A good package protects and enhances the product inside. This has always been true.
But in today's competitive market, a better package also protects and enhances the world outside.
Today's consumers are challenging manufacturers to demonstrate a tangible commitment to the future of our planet and its resources. The paperboard packaging industry is helping you meet that challenge with innovative and environmentally responsible solutions.
Paperboard packaging's familiar list of customer benefits — versatility, stackability, billboard effect — includes one additional attribute that speaks right to the core concerns of the environmentally conscious consumer: sustainability.
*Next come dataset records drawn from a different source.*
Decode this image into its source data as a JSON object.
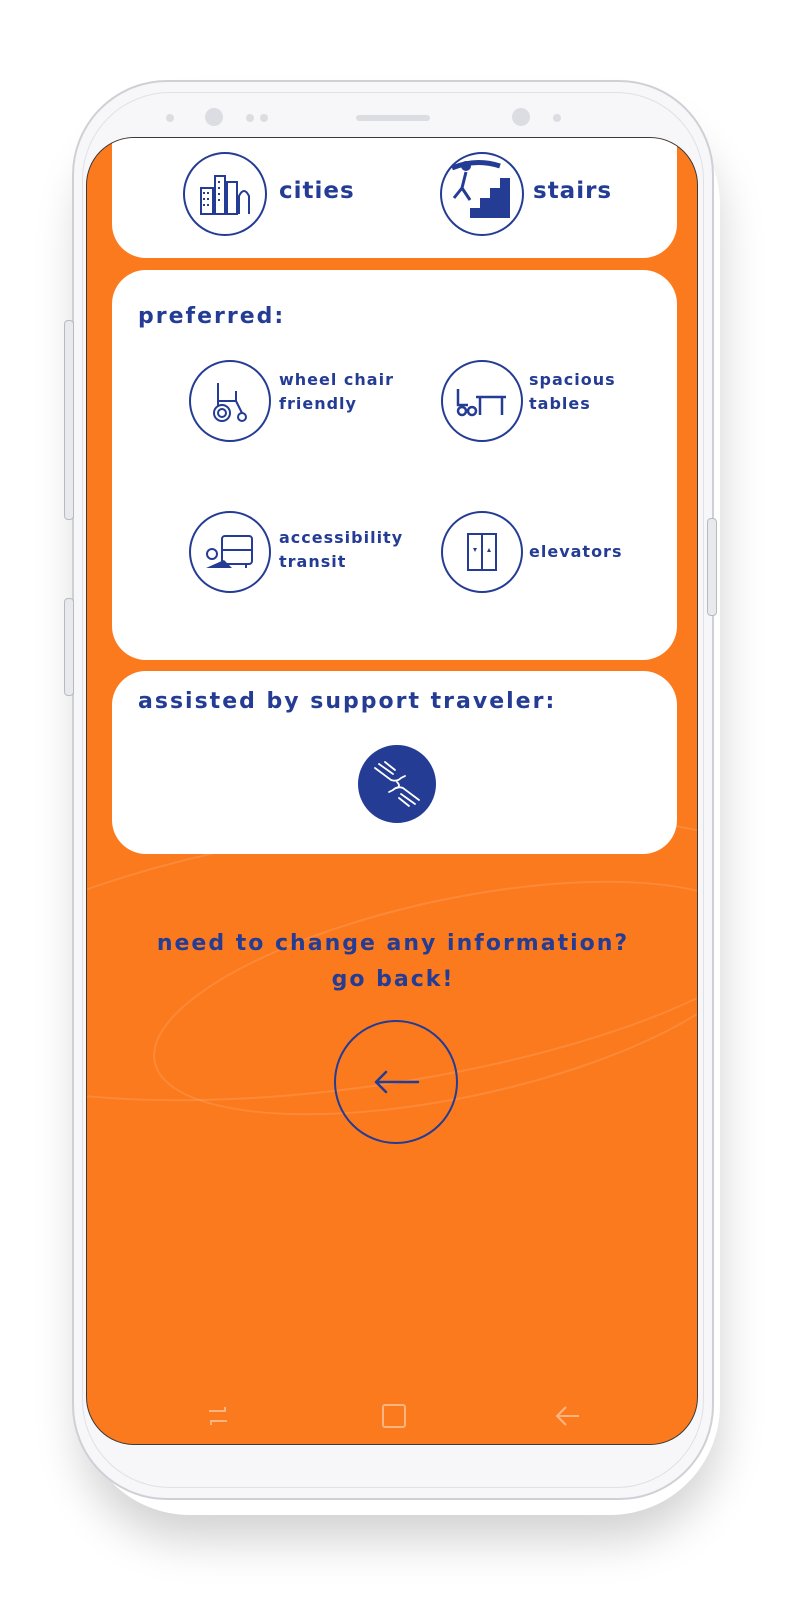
{
  "card_top": {
    "cities_label": "cities",
    "stairs_label": "stairs"
  },
  "preferred": {
    "title": "preferred:",
    "options": [
      {
        "line1": "wheel chair",
        "line2": "friendly",
        "icon": "wheelchair-icon"
      },
      {
        "line1": "spacious",
        "line2": "tables",
        "icon": "table-icon"
      },
      {
        "line1": "accessibility",
        "line2": "transit",
        "icon": "bus-icon"
      },
      {
        "line1": "elevators",
        "line2": "",
        "icon": "elevator-icon"
      }
    ]
  },
  "support": {
    "title": "assisted by support traveler:",
    "icon": "helping-hands-icon"
  },
  "cta": {
    "line1": "need to change any information?",
    "line2": "go back!"
  },
  "colors": {
    "background": "#fc7a1e",
    "navy": "#243c94",
    "card": "#ffffff"
  }
}
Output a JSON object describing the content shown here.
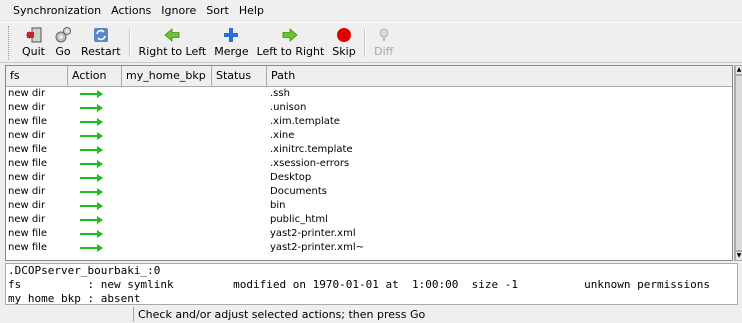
{
  "menu": [
    "Synchronization",
    "Actions",
    "Ignore",
    "Sort",
    "Help"
  ],
  "toolbar": {
    "quit": "Quit",
    "go": "Go",
    "restart": "Restart",
    "right_to_left": "Right to Left",
    "merge": "Merge",
    "left_to_right": "Left to Right",
    "skip": "Skip",
    "diff": "Diff"
  },
  "table": {
    "headers": [
      "fs",
      "Action",
      "my_home_bkp",
      "Status",
      "Path"
    ],
    "rows": [
      {
        "fs": "new dir",
        "path": ".ssh"
      },
      {
        "fs": "new dir",
        "path": ".unison"
      },
      {
        "fs": "new file",
        "path": ".xim.template"
      },
      {
        "fs": "new dir",
        "path": ".xine"
      },
      {
        "fs": "new file",
        "path": ".xinitrc.template"
      },
      {
        "fs": "new file",
        "path": ".xsession-errors"
      },
      {
        "fs": "new dir",
        "path": "Desktop"
      },
      {
        "fs": "new dir",
        "path": "Documents"
      },
      {
        "fs": "new dir",
        "path": "bin"
      },
      {
        "fs": "new dir",
        "path": "public_html"
      },
      {
        "fs": "new file",
        "path": "yast2-printer.xml"
      },
      {
        "fs": "new file",
        "path": "yast2-printer.xml~"
      }
    ]
  },
  "details": {
    "line1": ".DCOPserver_bourbaki_:0",
    "line2": "fs          : new symlink         modified on 1970-01-01 at  1:00:00  size -1          unknown permissions",
    "line3": "my_home_bkp : absent"
  },
  "status": "Check and/or adjust selected actions; then press Go",
  "colors": {
    "arrow": "#1dc11d",
    "skip": "#e00000",
    "merge": "#2a6fd6",
    "direction": "#6cc432",
    "quit": "#c8232a"
  }
}
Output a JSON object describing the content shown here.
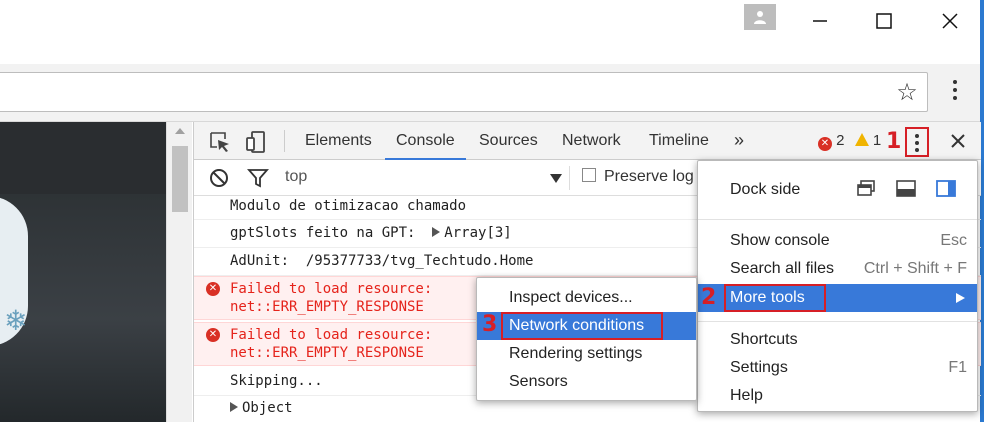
{
  "window": {
    "minimize_icon": "minimize-icon",
    "maximize_icon": "maximize-icon",
    "close_icon": "close-icon",
    "profile_icon": "person-icon"
  },
  "toolbar": {
    "bookmark_icon": "star-icon",
    "menu_icon": "vertical-dots-icon"
  },
  "devtools": {
    "tabs": [
      {
        "label": "Elements",
        "active": false
      },
      {
        "label": "Console",
        "active": true
      },
      {
        "label": "Sources",
        "active": false
      },
      {
        "label": "Network",
        "active": false
      },
      {
        "label": "Timeline",
        "active": false
      }
    ],
    "more_tabs": "»",
    "error_count": "2",
    "warning_count": "1",
    "filter": {
      "context": "top",
      "preserve_log_label": "Preserve log",
      "preserve_log_checked": false
    }
  },
  "console": {
    "rows": [
      {
        "text": "Modulo de otimizacao chamado",
        "type": "log"
      },
      {
        "text": "gptSlots feito na GPT:  ",
        "expand": "Array[3]",
        "type": "log"
      },
      {
        "text": "AdUnit:  /95377733/tvg_Techtudo.Home",
        "type": "log"
      },
      {
        "line1": "Failed to load resource:",
        "line2": "net::ERR_EMPTY_RESPONSE",
        "type": "error"
      },
      {
        "line1": "Failed to load resource:",
        "line2": "net::ERR_EMPTY_RESPONSE",
        "type": "error"
      },
      {
        "text": "Skipping...",
        "type": "log"
      },
      {
        "expand": "Object",
        "type": "log"
      }
    ]
  },
  "main_menu": {
    "dock_side_label": "Dock side",
    "items": [
      {
        "label": "Show console",
        "shortcut": "Esc"
      },
      {
        "label": "Search all files",
        "shortcut": "Ctrl + Shift + F"
      },
      {
        "label": "More tools",
        "shortcut": "",
        "submenu": true,
        "highlighted": true
      },
      {
        "label": "Shortcuts",
        "shortcut": ""
      },
      {
        "label": "Settings",
        "shortcut": "F1"
      },
      {
        "label": "Help",
        "shortcut": ""
      }
    ]
  },
  "more_tools_menu": {
    "items": [
      {
        "label": "Inspect devices...",
        "highlighted": false
      },
      {
        "label": "Network conditions",
        "highlighted": true
      },
      {
        "label": "Rendering settings",
        "highlighted": false
      },
      {
        "label": "Sensors",
        "highlighted": false
      }
    ]
  },
  "steps": {
    "one": "1",
    "two": "2",
    "three": "3"
  },
  "colors": {
    "accent": "#3879d9",
    "annotation_red": "#d61f26",
    "error_text": "#e5231b",
    "error_bg": "#fff0f0",
    "window_border": "#2b79d0"
  }
}
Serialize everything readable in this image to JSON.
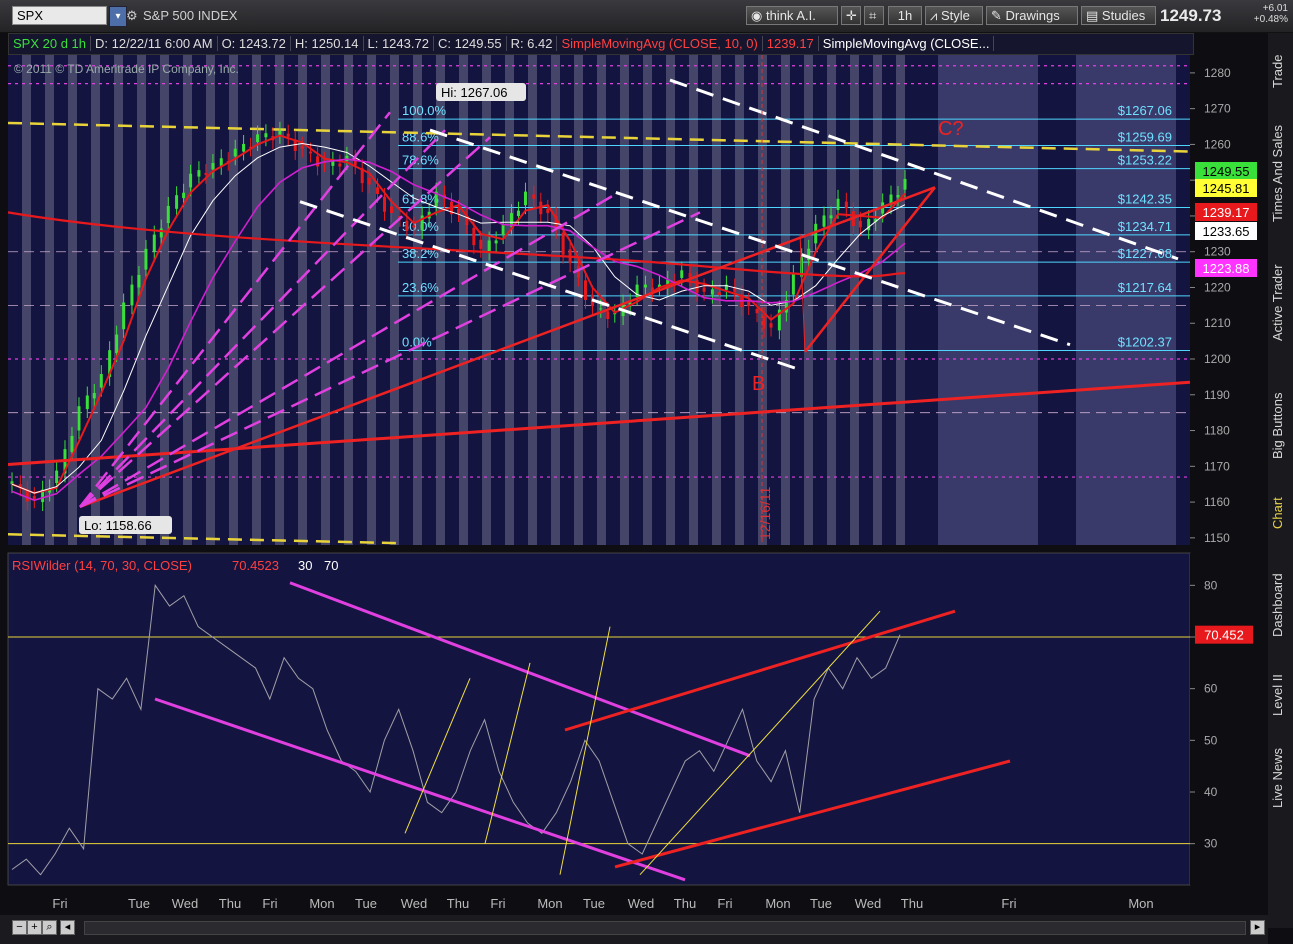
{
  "toolbar": {
    "symbol": "SPX",
    "symbol_name": "S&P 500 INDEX",
    "buttons": [
      {
        "label": "think A.I.",
        "icon": "think-ai-icon"
      },
      {
        "label": "",
        "icon": "cursor-icon"
      },
      {
        "label": "",
        "icon": "compare-icon"
      },
      {
        "label": "1h",
        "icon": ""
      },
      {
        "label": "Style",
        "icon": "style-icon"
      },
      {
        "label": "Drawings",
        "icon": "drawings-icon"
      },
      {
        "label": "Studies",
        "icon": "studies-icon"
      }
    ],
    "last_price": "1249.73",
    "change": "+6.01",
    "change_pct": "+0.48%"
  },
  "infobar": {
    "title": "SPX 20 d 1h",
    "date": "D: 12/22/11 6:00 AM",
    "open": "O: 1243.72",
    "high": "H: 1250.14",
    "low": "L: 1243.72",
    "close": "C: 1249.55",
    "range": "R: 6.42",
    "sma1": "SimpleMovingAvg (CLOSE, 10, 0)",
    "sma1_val": "1239.17",
    "sma2": "SimpleMovingAvg (CLOSE..."
  },
  "copyright": "© 2011 © TD Ameritrade IP Company, Inc.",
  "sidebar_tabs": [
    {
      "label": "Trade",
      "active": false
    },
    {
      "label": "Times And Sales",
      "active": false
    },
    {
      "label": "Active Trader",
      "active": false
    },
    {
      "label": "Big Buttons",
      "active": false
    },
    {
      "label": "Chart",
      "active": true
    },
    {
      "label": "Dashboard",
      "active": false
    },
    {
      "label": "Level II",
      "active": false
    },
    {
      "label": "Live News",
      "active": false
    }
  ],
  "chart_data": [
    {
      "type": "candlestick",
      "title": "SPX 20 d 1h",
      "ylim": [
        1148,
        1285
      ],
      "y_ticks": [
        1150,
        1160,
        1170,
        1180,
        1190,
        1200,
        1210,
        1220,
        1230,
        1240,
        1250,
        1260,
        1270,
        1280
      ],
      "x_tick_labels": [
        "Fri",
        "Tue",
        "Wed",
        "Thu",
        "Fri",
        "Mon",
        "Tue",
        "Wed",
        "Thu",
        "Fri",
        "Mon",
        "Tue",
        "Wed",
        "Thu",
        "Fri",
        "Mon",
        "Tue",
        "Wed",
        "Thu",
        "Fri",
        "Mon"
      ],
      "vertical_date_label": "12/16/11",
      "close_path": [
        1165,
        1160,
        1168,
        1186,
        1195,
        1215,
        1230,
        1242,
        1251,
        1254,
        1258,
        1262,
        1263,
        1258,
        1254,
        1256,
        1248,
        1240,
        1236,
        1246,
        1240,
        1230,
        1237,
        1246,
        1240,
        1226,
        1214,
        1212,
        1220,
        1220,
        1224,
        1218,
        1220,
        1214,
        1208,
        1223,
        1237,
        1244,
        1236,
        1243,
        1249.55
      ],
      "fibonacci": [
        {
          "level": "100.0%",
          "price": 1267.06,
          "label": "$1267.06"
        },
        {
          "level": "88.6%",
          "price": 1259.69,
          "label": "$1259.69"
        },
        {
          "level": "78.6%",
          "price": 1253.22,
          "label": "$1253.22"
        },
        {
          "level": "61.8%",
          "price": 1242.35,
          "label": "$1242.35"
        },
        {
          "level": "50.0%",
          "price": 1234.71,
          "label": "$1234.71"
        },
        {
          "level": "38.2%",
          "price": 1227.08,
          "label": "$1227.08"
        },
        {
          "level": "23.6%",
          "price": 1217.64,
          "label": "$1217.64"
        },
        {
          "level": "0.0%",
          "price": 1202.37,
          "label": "$1202.37"
        }
      ],
      "high_label": "Hi: 1267.06",
      "low_label": "Lo: 1158.66",
      "annotations": [
        "B",
        "C?"
      ],
      "price_badges": [
        {
          "value": "1249.55",
          "color": "#39e03a"
        },
        {
          "value": "1245.81",
          "color": "#ffff33"
        },
        {
          "value": "1239.17",
          "color": "#e8191c"
        },
        {
          "value": "1233.65",
          "color": "#ffffff"
        },
        {
          "value": "1223.88",
          "color": "#ff33ff"
        }
      ]
    },
    {
      "type": "line",
      "title": "RSIWilder (14, 70, 30, CLOSE)",
      "value_label": "70.4523",
      "levels": [
        "30",
        "70"
      ],
      "ylim": [
        22,
        82
      ],
      "y_ticks": [
        30,
        40,
        50,
        60,
        70,
        80
      ],
      "badge": "70.452",
      "values": [
        25,
        27,
        24,
        28,
        33,
        29,
        60,
        58,
        62,
        56,
        80,
        76,
        78,
        72,
        70,
        68,
        66,
        64,
        58,
        66,
        62,
        60,
        52,
        46,
        44,
        40,
        50,
        56,
        48,
        38,
        36,
        40,
        48,
        54,
        44,
        38,
        34,
        32,
        36,
        42,
        50,
        46,
        38,
        30,
        28,
        34,
        40,
        46,
        48,
        44,
        50,
        56,
        46,
        42,
        48,
        36,
        58,
        64,
        60,
        66,
        62,
        64,
        70.45
      ]
    }
  ]
}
Paper fiber derives from trees — a growing and renewable resource — and can be recycled multiple times. Paperboard packaging, whether made from virgin or recycled fiber, is therefore uniquely positioned to help you achieve your long-term environmental and business sustainability goals.
Renewable by Nature
Paperboard comes from an infinitely renewable resource. The United States forest products industry plants an average of 1.7 million trees every day — five new trees for every tree harvested. The amount of standing timber in U.S. forests has increased by nearly 40 percent over the past half-century, and by 10 million between 1987 and 2002. But sustainable forestry goes beyond reforestation. It encompasses a commitment to the long-term health of the entire forest environment: the soil, the wildlife and other plants, and to the quality of the air and water. The American forest products industry is working hard to nurture the future health of America's forest ecosystems through company programs, industry-wide initiatives and partnerships with government agencies and environmental groups.
A Recycling Leader
More than 53 percent of American consumers have access to paperboard recycling programs, up from 46 percent in 2000. Paper and paperboard represent approximately three-quarters of all packaging recovered for recycling in the United States. With a record recovery rate of 53.4 percent for 2006, the paper industry is well on its way to reaching its goal of a 55 percent recovery rate by the year 2012. What's more, some grades of paperboard now contain 100 percent recycled fibers, and 80 percent of the nation's paper mills use recovered fiber in the production of new paper and paperboard.
Doing More With Less
Paperboard's contributions to source reduction go beyond the production of innovative, material- and space-efficient packaging. Virtually all paper mills use 100% of the wood fiber (virgin or recycled) while using less water and fewer chemicals than before. Wood wastes and byproducts of the pulping process are routinely converted to energy, reducing our industry's reliance on high-priced, nonrenewable fossil fuels. This "biomass" energy supplies approximately two-thirds of the energy used to make paperboard, contributing to paperboard's cost-competitiveness.
- The Sustainable Forestry Initiative (SFI) is a fully independent certification program that promotes sustainable forest management and procurement of wood and fiber, public reporting, and continuous environmental improvement. By taking a holistic approach to the question of sustainability — encompassing economic, environmental, cultural and legal issues — SFI provides a practical and verifiable roadmap to longterm sustainability.
- A leading wholesaler of top-quality baked goods has introduced a package that doubles as a baking tray. This innovative and economical solution, centered on a paperboard tray layered with non-porous polyester film and heat-resistant foil, allows the company's cakes and pies to travel from the oven to the consumer's table in a single container.
- In 1990, there were only two milk-carton-and-drink-box recycling programs in the United States. Today, thanks to industry efforts, over 18 million households in 23 states have access to curbside recycling programs that accept these containers.
- A leading global packager has unveiled a renewable fiber-based alternative to plastic clamshells. Excluding its plastic bubble, the security package replaces PVC with a tear-proof paperboard panel containing up to 45 percent recycled fiber by weight and reducing plastic content by up to 68 percent. Equally encouraging, the carton's developer recently conducted a series of focus groups in which consumers found the paperboard package safer to open and generally preferable over a plastic clamshell.
- Another global packager is powering its mills using a combination of steam and electricity, thereby burning less fuel and significantly lowering greenhouse gas emissions. The company is also expanding the biorefinery capabilities of its mills.
- A major producer has used advanced technology to reduce the basis weight of its paperboard used for gabletop cartons by 12 percent without a loss of performance characteristics.
- Today's conventional paper cups are coated with LDPE, an oil-based plastic. But a handful of paperboard producers are marketing a cup stock coated with PLA — a biodegradable polymer derived from corn starch.